15 feb 2024

1993 METAMORFOSIS

Metamorfosis. Por PABLO LAU
(No todos los amores son baldíos, ni todos desamores dejan mal sabor de boca, ni todos salteadores de caminos saben que les van a saquear a ellos, ni el ciego que palpa las paredes para mirar es incapaz de digerir chismorreos, ni el tuerto borracho se niega a andar sobre un trazado de línea blanca, ni el más cojo deja de oír una sonoridad tirada a escondidas al aire. ¡Si hasta la niña más mimada por papá y mamá sabe distinguir un canguro de un gorrión! ¿Cómo no voy a saber yo bailar en la cuerda floja de este escrito sobre la gracia humana que me tocó sufrir?).
Mi amiga la rana me reprocha que yo sea burro viejo. ¡Vaya! Hemos bailado antaño bajo la lluvia, mojándonos y saltando por encima de los charcos, abrazados sin poder ni respirar. No dijo nada, pero noté durante la cena, a la que la invité en el mejor restaurante del pueblo, y durante nuestro diálogo carnal e hinchado, que debíamos separarnos para siempre, al recordar ella y yo tiempos pasados y no tan lejanos.
Yo, demasiado burro y viejo, había metido mis patas en los charcos del parque público de nuestra ciudad, donde ella solía dar sus saltos, saltos altos y veloces y lejanos de un charco a otro, armoniosos y provocativos para mí; me metí en un charco suyo con tan mala pata, que me la rompí. Era un sábado por la tarde, casi de noche, y primavera. ¡Había tanta gente para mofarse, reírse a nuestra costa! Al oír mi amiga la rana las carcajadas dedicadas a mi desgracia, saltó hacia mi cuello, se agarró, casi me ahogó. Fue así como empezó nuestro amor.

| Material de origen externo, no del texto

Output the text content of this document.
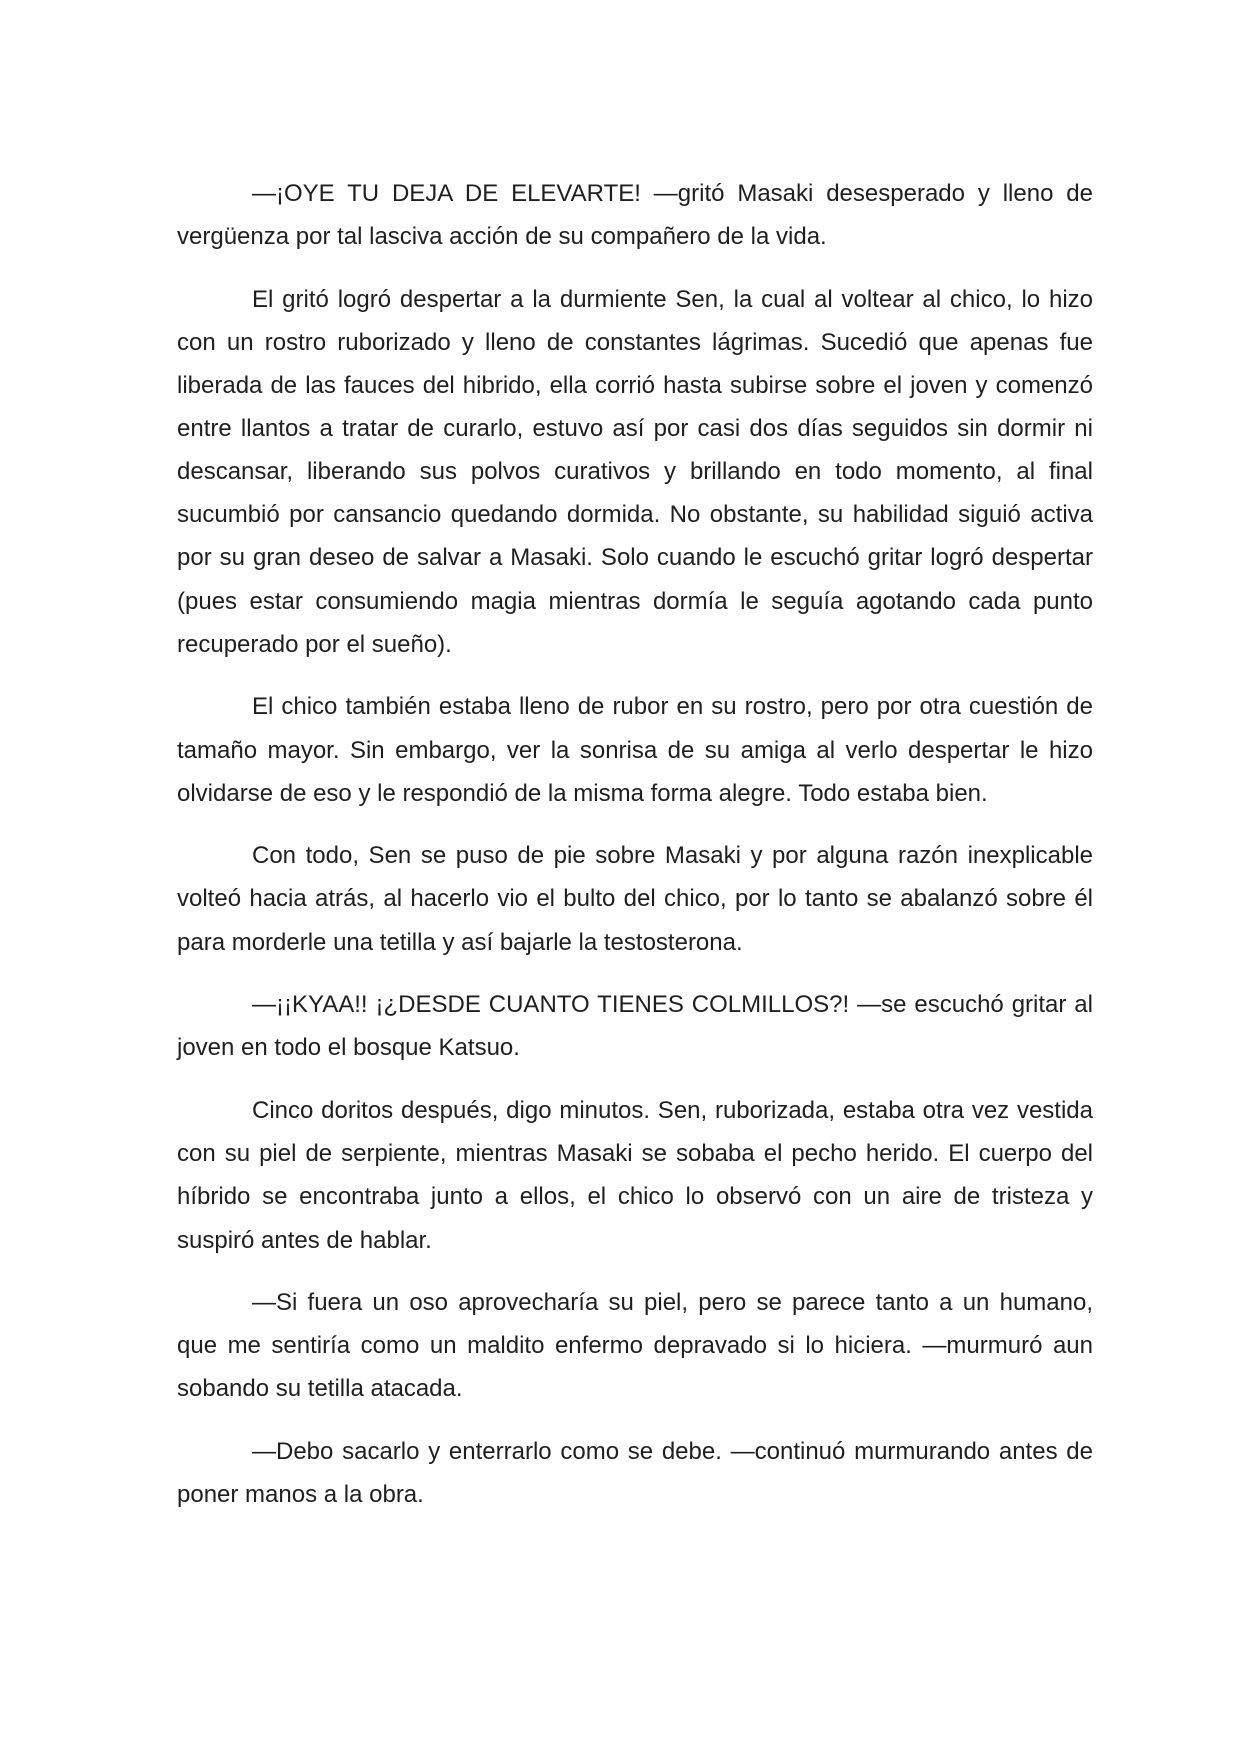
—¡OYE TU DEJA DE ELEVARTE! —gritó Masaki desesperado y lleno de vergüenza por tal lasciva acción de su compañero de la vida.

El gritó logró despertar a la durmiente Sen, la cual al voltear al chico, lo hizo con un rostro ruborizado y lleno de constantes lágrimas. Sucedió que apenas fue liberada de las fauces del hibrido, ella corrió hasta subirse sobre el joven y comenzó entre llantos a tratar de curarlo, estuvo así por casi dos días seguidos sin dormir ni descansar, liberando sus polvos curativos y brillando en todo momento, al final sucumbió por cansancio quedando dormida. No obstante, su habilidad siguió activa por su gran deseo de salvar a Masaki. Solo cuando le escuchó gritar logró despertar (pues estar consumiendo magia mientras dormía le seguía agotando cada punto recuperado por el sueño).

El chico también estaba lleno de rubor en su rostro, pero por otra cuestión de tamaño mayor. Sin embargo, ver la sonrisa de su amiga al verlo despertar le hizo olvidarse de eso y le respondió de la misma forma alegre. Todo estaba bien.

Con todo, Sen se puso de pie sobre Masaki y por alguna razón inexplicable volteó hacia atrás, al hacerlo vio el bulto del chico, por lo tanto se abalanzó sobre él para morderle una tetilla y así bajarle la testosterona.

—¡¡KYAA!! ¡¿DESDE CUANTO TIENES COLMILLOS?! —se escuchó gritar al joven en todo el bosque Katsuo.

Cinco doritos después, digo minutos. Sen, ruborizada, estaba otra vez vestida con su piel de serpiente, mientras Masaki se sobaba el pecho herido. El cuerpo del híbrido se encontraba junto a ellos, el chico lo observó con un aire de tristeza y suspiró antes de hablar.

—Si fuera un oso aprovecharía su piel, pero se parece tanto a un humano, que me sentiría como un maldito enfermo depravado si lo hiciera. —murmuró aun sobando su tetilla atacada.

—Debo sacarlo y enterrarlo como se debe. —continuó murmurando antes de poner manos a la obra.
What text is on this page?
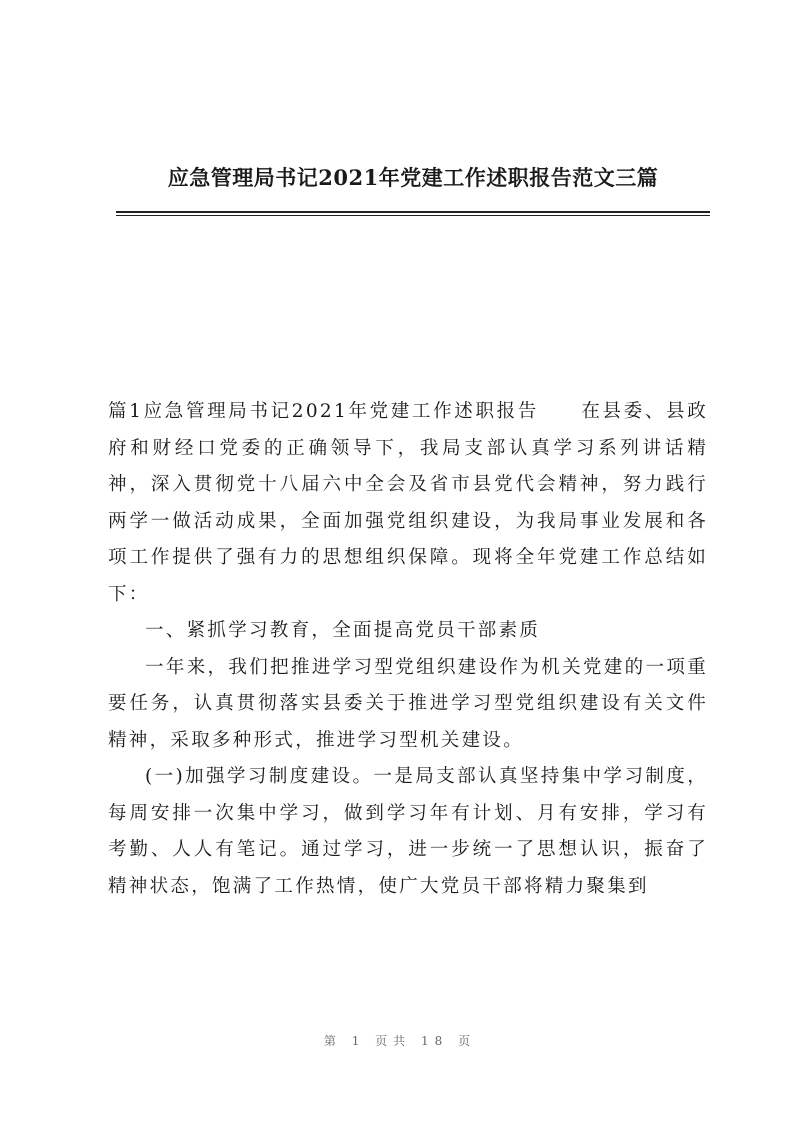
应急管理局书记2021年党建工作述职报告范文三篇

篇1应急管理局书记2021年党建工作述职报告 在县委、县政府和财经口党委的正确领导下，我局支部认真学习系列讲话精神，深入贯彻党十八届六中全会及省市县党代会精神，努力践行两学一做活动成果，全面加强党组织建设，为我局事业发展和各项工作提供了强有力的思想组织保障。现将全年党建工作总结如下：

一、紧抓学习教育，全面提高党员干部素质

一年来，我们把推进学习型党组织建设作为机关党建的一项重要任务，认真贯彻落实县委关于推进学习型党组织建设有关文件精神，采取多种形式，推进学习型机关建设。

(一)加强学习制度建设。一是局支部认真坚持集中学习制度，每周安排一次集中学习，做到学习年有计划、月有安排，学习有考勤、人人有笔记。通过学习，进一步统一了思想认识，振奋了精神状态，饱满了工作热情，使广大党员干部将精力聚集到

第 1 页共 18 页
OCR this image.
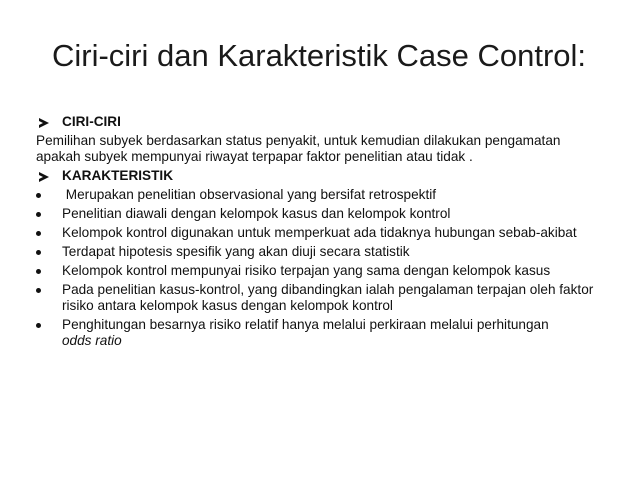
Ciri-ciri dan Karakteristik Case Control:
CIRI-CIRI
Pemilihan subyek berdasarkan status penyakit, untuk kemudian dilakukan pengamatan apakah subyek mempunyai riwayat terpapar faktor penelitian atau tidak .
KARAKTERISTIK
Merupakan penelitian observasional yang bersifat retrospektif
Penelitian diawali dengan kelompok kasus dan kelompok kontrol
Kelompok kontrol digunakan untuk memperkuat ada tidaknya hubungan sebab-akibat
Terdapat hipotesis spesifik yang akan diuji secara statistik
Kelompok kontrol mempunyai risiko terpajan yang sama dengan kelompok kasus
Pada penelitian kasus-kontrol, yang dibandingkan ialah pengalaman terpajan oleh faktor risiko antara kelompok kasus dengan kelompok kontrol
Penghitungan besarnya risiko relatif hanya melalui perkiraan melalui perhitungan
odds ratio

Después, cada día que podía me acercaba a los charcos de aquel paseo, pero entre semana, cuando había poca gente; ella ya me esperaba y saltaba, brincaba por encima de mis hombros, sobre mi cabeza, se agarraba a mi rabo, se pegaba a mis costillas, me hacía cosquillas en mis partes más tiernas, se quedaba quieta en mi morro, se metió en mis orejas, tapaba mis ojos con su cuerpo fresco, húmedo y..., croaba, croaba tanto que llegué a odiarla y yo daba patadas y coces y brincos locos al aire. Claro: quería secuestrarla, apropiarme de ella para siempre y hasta el fin de mi vida terrenal. No lo conseguí nunca mientras jugábamos; pero ella bien conocía mi insana intención.
Todo aquello se lo recordé sentados los dos en el restaurante. También hice revivir las salpicaduras de «cagaícas» de los gorriones encima de mi cabeza loca al irse el sol o la rabia por mi impaciencia mientras me mojaba las patas en los charcos donde ella vivía. ¡Cómo bebí el agua de su bañera hundiendo mi hocico sólo a medias para poder respirar y sufrir. Pero venían los grillos a acariciarme mientras cantaban el himno de sus amores.
Todo ello se lo recordé mientras consultábamos la carta para pedir la cena al camarero de turno, tan amable y gentil; pero él no tenía nada de lo que pedimos. Ella quería como entrada mis criadillas a la plancha, como plato fuerte mis nalgas coloradas con las setas de mis pies, y de postre leche medio cuajada de mi alma de amante eterno. ¿Y yo? Un potaje de garbanzos con sus orejas y sus labios, después, en crudo, costillas de su pecho izquierdo, y como postre un revoltijo en sus cabellos más rizados.
Salió la cocinera para defender al camarero disgustado y..., claro, mi amiga empezó a saltar de mesa en mesa, entre los comensales, debajo de las sillas, y yo a dar coces por doquier. Nos echaron. Estaba lloviendo, la lluvia caliente del mes de mayo y nos fuimos a sus charcos para bailar, y salió la luna llena y había flores rojas y lilas, y oímos los pitidos del tren y subimos a él y nos fuimos muy lejos.
Desde entonces no hemos vuelto, aunque de vez en cuando os saludamos desde una nube muy alta que pasa por encima de vuestra cabeza. Pero no podéis vernos, no podéis, no podéis.